Adaptation of the Seam Carving Technique for Improving Audio Time-Scaling
|Title||Adaptation of the Seam Carving Technique for Improving Audio Time-Scaling|
|Publication Type||Master Thesis|
|Year of Publication||2008|
|Authors||Tarrat, J. M.|
This Master Thesis addresses the topic of adapting the Seam Carving Algorithm, an Image Processing Technique (IPT), for an audio Time-Scale application. We adapt an image-resizing algorithm for analyzing spectrograms images, which represent audio information. This approach aims to improve certain limitations of an existing Time Scale algorithm. The current Time-Scale Algorithm produces some sound artifacts when there is a slow audio attack and a large time-scale factor is applied. We suggest that using Seam Carving Algorithm some improvements could be achieved due to a bigger and customized analysis window than the Time-Scale Algorithm. Basically, we assume that a window with low energy of transients can be time-scaled without artifacts and, contrary, we must keep the duration of zones with high energy of transients.

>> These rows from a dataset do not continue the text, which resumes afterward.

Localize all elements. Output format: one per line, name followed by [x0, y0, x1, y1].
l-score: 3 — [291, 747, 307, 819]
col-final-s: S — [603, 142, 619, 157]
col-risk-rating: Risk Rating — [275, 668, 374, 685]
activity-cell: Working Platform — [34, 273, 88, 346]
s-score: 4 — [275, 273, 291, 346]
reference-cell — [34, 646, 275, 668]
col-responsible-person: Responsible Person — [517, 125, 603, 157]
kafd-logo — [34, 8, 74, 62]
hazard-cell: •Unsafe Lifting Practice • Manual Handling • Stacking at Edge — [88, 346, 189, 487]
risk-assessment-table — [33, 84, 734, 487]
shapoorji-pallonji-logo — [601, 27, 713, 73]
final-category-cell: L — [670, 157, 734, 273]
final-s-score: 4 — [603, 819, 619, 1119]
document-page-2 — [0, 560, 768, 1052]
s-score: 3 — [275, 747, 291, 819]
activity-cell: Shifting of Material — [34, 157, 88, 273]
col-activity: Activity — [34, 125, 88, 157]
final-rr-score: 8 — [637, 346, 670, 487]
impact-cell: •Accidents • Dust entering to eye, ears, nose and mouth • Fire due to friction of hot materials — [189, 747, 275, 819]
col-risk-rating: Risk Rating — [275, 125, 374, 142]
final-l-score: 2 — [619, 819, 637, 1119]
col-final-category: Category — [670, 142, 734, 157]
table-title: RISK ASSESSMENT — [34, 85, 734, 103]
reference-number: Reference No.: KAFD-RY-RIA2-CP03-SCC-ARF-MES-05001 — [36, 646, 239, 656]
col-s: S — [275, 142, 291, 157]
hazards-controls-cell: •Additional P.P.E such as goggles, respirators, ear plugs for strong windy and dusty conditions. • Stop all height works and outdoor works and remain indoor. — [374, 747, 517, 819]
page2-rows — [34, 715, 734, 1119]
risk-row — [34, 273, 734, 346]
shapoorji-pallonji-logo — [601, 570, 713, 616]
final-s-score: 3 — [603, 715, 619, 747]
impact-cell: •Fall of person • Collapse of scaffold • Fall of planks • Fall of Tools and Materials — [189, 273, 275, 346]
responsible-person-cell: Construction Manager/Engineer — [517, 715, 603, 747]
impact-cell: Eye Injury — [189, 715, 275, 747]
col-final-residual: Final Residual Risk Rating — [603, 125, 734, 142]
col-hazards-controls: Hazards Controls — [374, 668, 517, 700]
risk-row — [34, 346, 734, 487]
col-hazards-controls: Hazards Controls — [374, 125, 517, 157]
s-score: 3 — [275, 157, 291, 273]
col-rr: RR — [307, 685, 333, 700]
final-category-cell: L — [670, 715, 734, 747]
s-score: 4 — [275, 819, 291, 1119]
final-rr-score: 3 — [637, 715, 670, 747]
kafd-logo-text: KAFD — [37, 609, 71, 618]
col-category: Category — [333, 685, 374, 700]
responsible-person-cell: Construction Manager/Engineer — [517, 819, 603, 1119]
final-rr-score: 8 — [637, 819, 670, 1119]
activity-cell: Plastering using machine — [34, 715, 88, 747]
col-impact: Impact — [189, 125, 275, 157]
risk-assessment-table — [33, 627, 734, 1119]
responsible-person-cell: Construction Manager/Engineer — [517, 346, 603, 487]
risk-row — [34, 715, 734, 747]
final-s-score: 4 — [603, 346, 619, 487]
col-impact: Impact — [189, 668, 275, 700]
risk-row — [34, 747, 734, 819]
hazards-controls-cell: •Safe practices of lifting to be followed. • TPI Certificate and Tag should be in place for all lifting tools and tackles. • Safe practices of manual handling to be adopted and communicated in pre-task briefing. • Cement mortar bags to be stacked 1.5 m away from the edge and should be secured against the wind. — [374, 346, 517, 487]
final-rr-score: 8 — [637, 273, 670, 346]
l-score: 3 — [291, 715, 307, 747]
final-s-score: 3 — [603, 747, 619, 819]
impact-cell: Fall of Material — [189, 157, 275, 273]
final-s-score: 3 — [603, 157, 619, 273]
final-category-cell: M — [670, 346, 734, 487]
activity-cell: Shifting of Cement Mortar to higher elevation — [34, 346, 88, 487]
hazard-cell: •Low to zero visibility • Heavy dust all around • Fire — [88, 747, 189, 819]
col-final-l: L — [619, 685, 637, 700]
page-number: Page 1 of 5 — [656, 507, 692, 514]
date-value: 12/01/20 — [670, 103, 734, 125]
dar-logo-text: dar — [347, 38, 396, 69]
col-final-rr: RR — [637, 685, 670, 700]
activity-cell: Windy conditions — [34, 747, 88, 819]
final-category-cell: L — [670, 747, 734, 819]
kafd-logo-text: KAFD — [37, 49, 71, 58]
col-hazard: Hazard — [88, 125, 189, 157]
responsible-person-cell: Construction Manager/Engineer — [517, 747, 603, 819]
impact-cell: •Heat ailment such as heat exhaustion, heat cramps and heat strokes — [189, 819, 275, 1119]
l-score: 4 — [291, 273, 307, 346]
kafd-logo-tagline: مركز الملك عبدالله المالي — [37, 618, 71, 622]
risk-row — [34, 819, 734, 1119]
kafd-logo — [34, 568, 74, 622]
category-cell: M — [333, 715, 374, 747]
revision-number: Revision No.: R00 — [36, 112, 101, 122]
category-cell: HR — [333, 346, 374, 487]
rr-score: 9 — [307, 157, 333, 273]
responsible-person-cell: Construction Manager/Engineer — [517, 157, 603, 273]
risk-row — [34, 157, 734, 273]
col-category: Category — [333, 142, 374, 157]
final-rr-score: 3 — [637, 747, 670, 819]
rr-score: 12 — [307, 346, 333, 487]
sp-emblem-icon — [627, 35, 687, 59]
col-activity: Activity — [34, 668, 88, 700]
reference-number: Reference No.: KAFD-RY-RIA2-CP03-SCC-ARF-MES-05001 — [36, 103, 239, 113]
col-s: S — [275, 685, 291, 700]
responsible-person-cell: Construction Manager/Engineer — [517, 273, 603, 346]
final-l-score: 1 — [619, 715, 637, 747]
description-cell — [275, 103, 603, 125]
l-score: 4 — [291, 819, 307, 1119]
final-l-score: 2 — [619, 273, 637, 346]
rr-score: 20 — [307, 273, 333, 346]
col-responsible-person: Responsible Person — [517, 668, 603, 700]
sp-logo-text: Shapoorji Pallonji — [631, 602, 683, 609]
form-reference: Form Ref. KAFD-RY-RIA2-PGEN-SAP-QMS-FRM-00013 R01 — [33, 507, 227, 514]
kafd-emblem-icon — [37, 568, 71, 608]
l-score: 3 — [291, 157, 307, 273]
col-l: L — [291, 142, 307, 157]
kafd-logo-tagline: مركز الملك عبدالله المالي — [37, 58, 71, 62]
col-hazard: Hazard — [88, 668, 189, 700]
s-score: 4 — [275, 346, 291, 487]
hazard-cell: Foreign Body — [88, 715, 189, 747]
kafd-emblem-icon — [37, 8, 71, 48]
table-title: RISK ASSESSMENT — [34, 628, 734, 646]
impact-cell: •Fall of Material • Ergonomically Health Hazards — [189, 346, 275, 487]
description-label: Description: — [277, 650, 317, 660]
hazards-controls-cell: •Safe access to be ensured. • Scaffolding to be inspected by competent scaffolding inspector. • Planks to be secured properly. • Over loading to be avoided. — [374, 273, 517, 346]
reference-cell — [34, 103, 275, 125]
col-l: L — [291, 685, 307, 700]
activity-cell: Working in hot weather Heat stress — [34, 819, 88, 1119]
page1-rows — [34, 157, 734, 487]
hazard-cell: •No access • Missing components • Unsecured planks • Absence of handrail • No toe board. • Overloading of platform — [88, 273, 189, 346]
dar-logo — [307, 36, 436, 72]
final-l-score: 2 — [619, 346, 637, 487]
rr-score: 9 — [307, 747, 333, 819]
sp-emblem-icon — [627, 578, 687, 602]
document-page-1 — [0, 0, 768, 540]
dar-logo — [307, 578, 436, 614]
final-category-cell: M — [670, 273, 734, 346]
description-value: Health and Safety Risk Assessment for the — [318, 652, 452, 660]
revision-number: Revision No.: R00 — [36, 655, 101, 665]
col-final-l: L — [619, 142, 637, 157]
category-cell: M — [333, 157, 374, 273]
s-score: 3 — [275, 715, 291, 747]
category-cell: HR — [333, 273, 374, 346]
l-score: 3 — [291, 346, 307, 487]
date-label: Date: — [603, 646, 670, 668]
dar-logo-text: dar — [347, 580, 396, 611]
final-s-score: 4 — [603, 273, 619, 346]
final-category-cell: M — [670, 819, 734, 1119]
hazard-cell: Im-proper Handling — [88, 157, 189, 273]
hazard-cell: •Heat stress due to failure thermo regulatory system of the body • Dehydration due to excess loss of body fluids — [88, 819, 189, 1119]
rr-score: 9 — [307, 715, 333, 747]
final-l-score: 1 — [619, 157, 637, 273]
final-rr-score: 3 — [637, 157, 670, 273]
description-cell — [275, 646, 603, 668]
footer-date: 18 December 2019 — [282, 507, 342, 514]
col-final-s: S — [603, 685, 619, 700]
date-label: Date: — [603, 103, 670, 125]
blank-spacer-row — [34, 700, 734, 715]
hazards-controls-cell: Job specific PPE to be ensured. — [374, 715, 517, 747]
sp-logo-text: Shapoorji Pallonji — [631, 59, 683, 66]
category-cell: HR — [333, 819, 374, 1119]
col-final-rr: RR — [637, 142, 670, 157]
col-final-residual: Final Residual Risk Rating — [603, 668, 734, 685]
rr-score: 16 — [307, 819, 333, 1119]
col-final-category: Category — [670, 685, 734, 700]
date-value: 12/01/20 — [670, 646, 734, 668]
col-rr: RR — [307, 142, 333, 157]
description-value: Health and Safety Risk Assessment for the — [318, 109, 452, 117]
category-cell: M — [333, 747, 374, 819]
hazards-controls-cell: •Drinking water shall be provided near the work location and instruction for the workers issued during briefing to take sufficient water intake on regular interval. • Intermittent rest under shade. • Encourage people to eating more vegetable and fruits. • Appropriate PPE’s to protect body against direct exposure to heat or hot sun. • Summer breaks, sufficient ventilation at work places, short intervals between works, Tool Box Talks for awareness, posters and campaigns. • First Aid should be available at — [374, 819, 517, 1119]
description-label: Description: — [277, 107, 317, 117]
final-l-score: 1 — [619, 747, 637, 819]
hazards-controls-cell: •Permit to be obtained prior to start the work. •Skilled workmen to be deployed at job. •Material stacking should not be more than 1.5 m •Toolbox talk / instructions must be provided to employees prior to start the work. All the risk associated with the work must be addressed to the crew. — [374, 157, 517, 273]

Using IPT we can obtain some results that are not possible using only classical Audio Processing Techniques. For instance, analyzing the Spectrogram using IPT can analyze long-term patterns difficult to detect in the Short-Term Fourier Transform (STFT). This method splits first the audio signal based on rhythm information. The Seam Carving Algorithm is applied to each window of the spectrogram images resulting from the segmentation, generating an envelope of varying time-scaling factors. From the results, we argue that with the appropriate analysis parameters, we improve the transformation quality. Also, we observed that the rhythm-based segmentation is crucial, so that a user-supervised process will be useful.